How Dual-Class Interacts with Preferred Stock
In a typical venture-backed cap table with dual-class, the structure becomes: founder Class B common (multi-vote), employee Class A common (single-vote), preferred (single-vote per share, plus contractual protective provisions).
Preferred shareholders retain their economic rights (liquidation preference, anti-dilution, dividends) and their contractual veto rights (consent required for protected matters: M&A, new share issuances, debt above threshold). What they lose is voting majority on common-stock votes — board elections, approval of stock plans, ordinary course matters that go to a shareholder vote.

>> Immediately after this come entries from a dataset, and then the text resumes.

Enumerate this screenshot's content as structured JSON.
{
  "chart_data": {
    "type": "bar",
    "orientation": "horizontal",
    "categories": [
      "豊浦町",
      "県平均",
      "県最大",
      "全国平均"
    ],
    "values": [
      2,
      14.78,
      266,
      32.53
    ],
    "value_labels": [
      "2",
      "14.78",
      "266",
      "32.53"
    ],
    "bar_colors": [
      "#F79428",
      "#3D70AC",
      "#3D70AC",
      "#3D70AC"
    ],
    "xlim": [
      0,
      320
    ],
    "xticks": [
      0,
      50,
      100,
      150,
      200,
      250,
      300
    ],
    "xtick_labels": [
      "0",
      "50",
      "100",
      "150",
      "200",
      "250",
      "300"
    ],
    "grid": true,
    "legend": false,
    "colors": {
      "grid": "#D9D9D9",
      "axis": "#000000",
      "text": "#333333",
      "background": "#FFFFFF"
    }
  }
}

The protective provisions become more important in a dual-class cap table because they are the primary tool for preferred shareholders to influence company direction. Founders accepting a dual-class structure should expect investors to negotiate harder for broad protective provisions to compensate for reduced voting influence. See the [protective provisions guide](/captable/protective-provisions) for the typical list.
Sunset Provisions
Sunset provisions automatically convert high-vote Class B shares into single-vote Class A shares on a triggering event. The two common types are time-based (Class B converts to Class A after N years post-IPO, typically 5–10 years) and event-based (Class B converts when the founder departs the company, dies, or transfers shares to a non-permitted holder).
Sunset provisions are increasingly demanded by institutional investors as a precondition for accepting dual-class. The argument: dual-class is acceptable while the founder is actively running the company, but should not persist into perpetuity, especially after the founder has departed.

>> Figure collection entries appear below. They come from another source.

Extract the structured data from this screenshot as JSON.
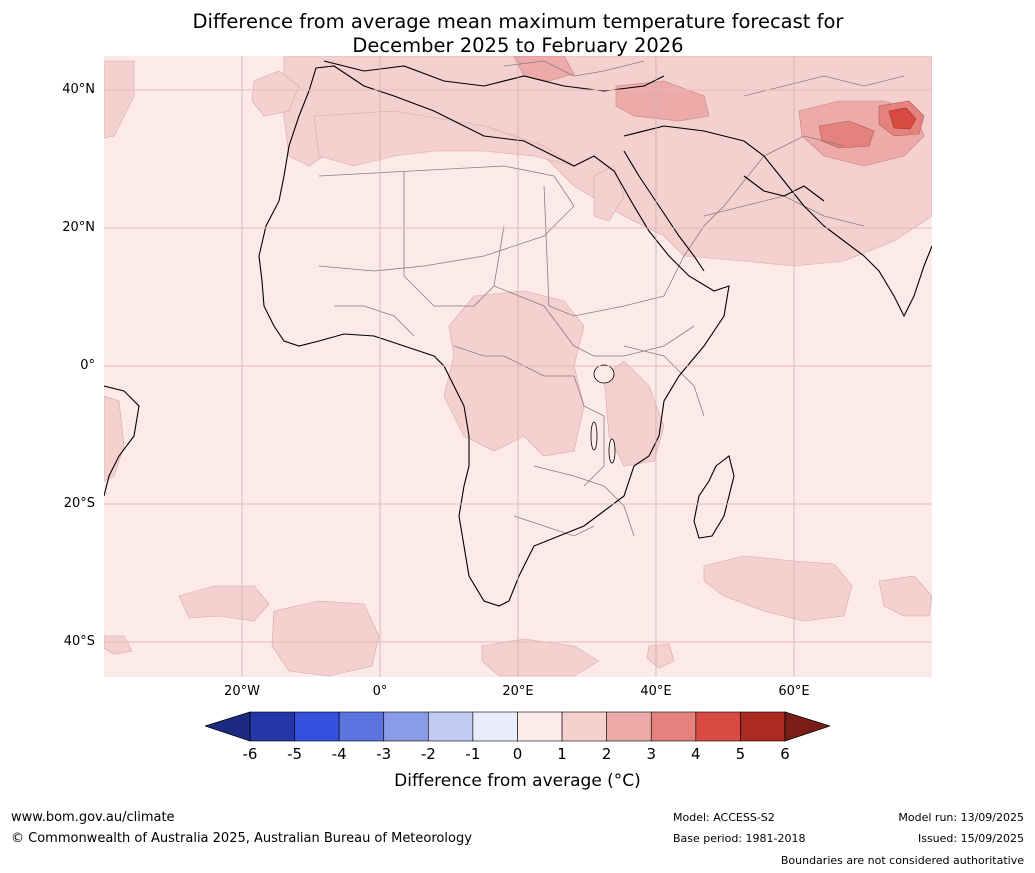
{
  "title": {
    "line1": "Difference from average mean maximum temperature forecast for",
    "line2": "December 2025 to February 2026"
  },
  "axes": {
    "lat_labels": [
      "40°N",
      "20°N",
      "0°",
      "20°S",
      "40°S"
    ],
    "lon_labels": [
      "20°W",
      "0°",
      "20°E",
      "40°E",
      "60°E"
    ]
  },
  "colorbar": {
    "ticks": [
      "-6",
      "-5",
      "-4",
      "-3",
      "-2",
      "-1",
      "0",
      "1",
      "2",
      "3",
      "4",
      "5",
      "6"
    ],
    "colors": [
      "#2436a8",
      "#3450dc",
      "#5b74e0",
      "#8a9ce8",
      "#c3cbf2",
      "#e9ecfa",
      "#fbeae8",
      "#f4d0cf",
      "#ecaaa8",
      "#e4827e",
      "#d94b42",
      "#ab2a22"
    ],
    "under_color": "#1b2a80",
    "over_color": "#7a1d16",
    "label": "Difference from average (°C)"
  },
  "map": {
    "background_color": "#fbeae8",
    "anomaly_1_2_color": "#f4d0cf",
    "anomaly_2_3_color": "#ecaaa8",
    "anomaly_3_4_color": "#e4827e",
    "anomaly_4_5_color": "#d94b42",
    "gridline_color": "#e8b9b9"
  },
  "footer": {
    "website": "www.bom.gov.au/climate",
    "copyright": "© Commonwealth of Australia 2025, Australian Bureau of Meteorology",
    "model": "Model: ACCESS-S2",
    "base_period": "Base period: 1981-2018",
    "model_run": "Model run: 13/09/2025",
    "issued": "Issued: 15/09/2025",
    "disclaimer": "Boundaries are not considered authoritative"
  }
}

Some structures combine multiple triggers. A common combination: 7-year sunset after IPO OR founder's departure OR transfer to non-family — whichever comes first. The specific structure is negotiable and should be calibrated to the company's stage and the strength of investor relationships.
When Dual-Class Makes Sense
Dual-class is most defensible in companies where the founder's long-term vision is genuinely the source of value — typically deep-tech, R&D-heavy, or platform businesses where short-term financial performance is a poor proxy for long-term outcomes. Investors who back these companies often prefer a founder with strong control over a board that can be captured by short-term financial pressure.
Dual-class is harder to negotiate in consumer or SaaS companies where the strategic playbook is well understood and investors expect to influence direction through standard governance. New leads will resist dual-class because it limits their ability to drive change if performance disappoints.
Founders considering dual-class should establish the structure at incorporation (much easier than retrofitting later) and discuss it explicitly in seed-round term-sheet negotiations. By Series B it is typically too late — earlier investors who accepted single-class will resist the introduction of a structure that demotes their voting position. See [board composition and voting control](/captable/board-composition-voting-control) and [shareholder agreements](/captable/shareholder-agreements) for the broader control framework.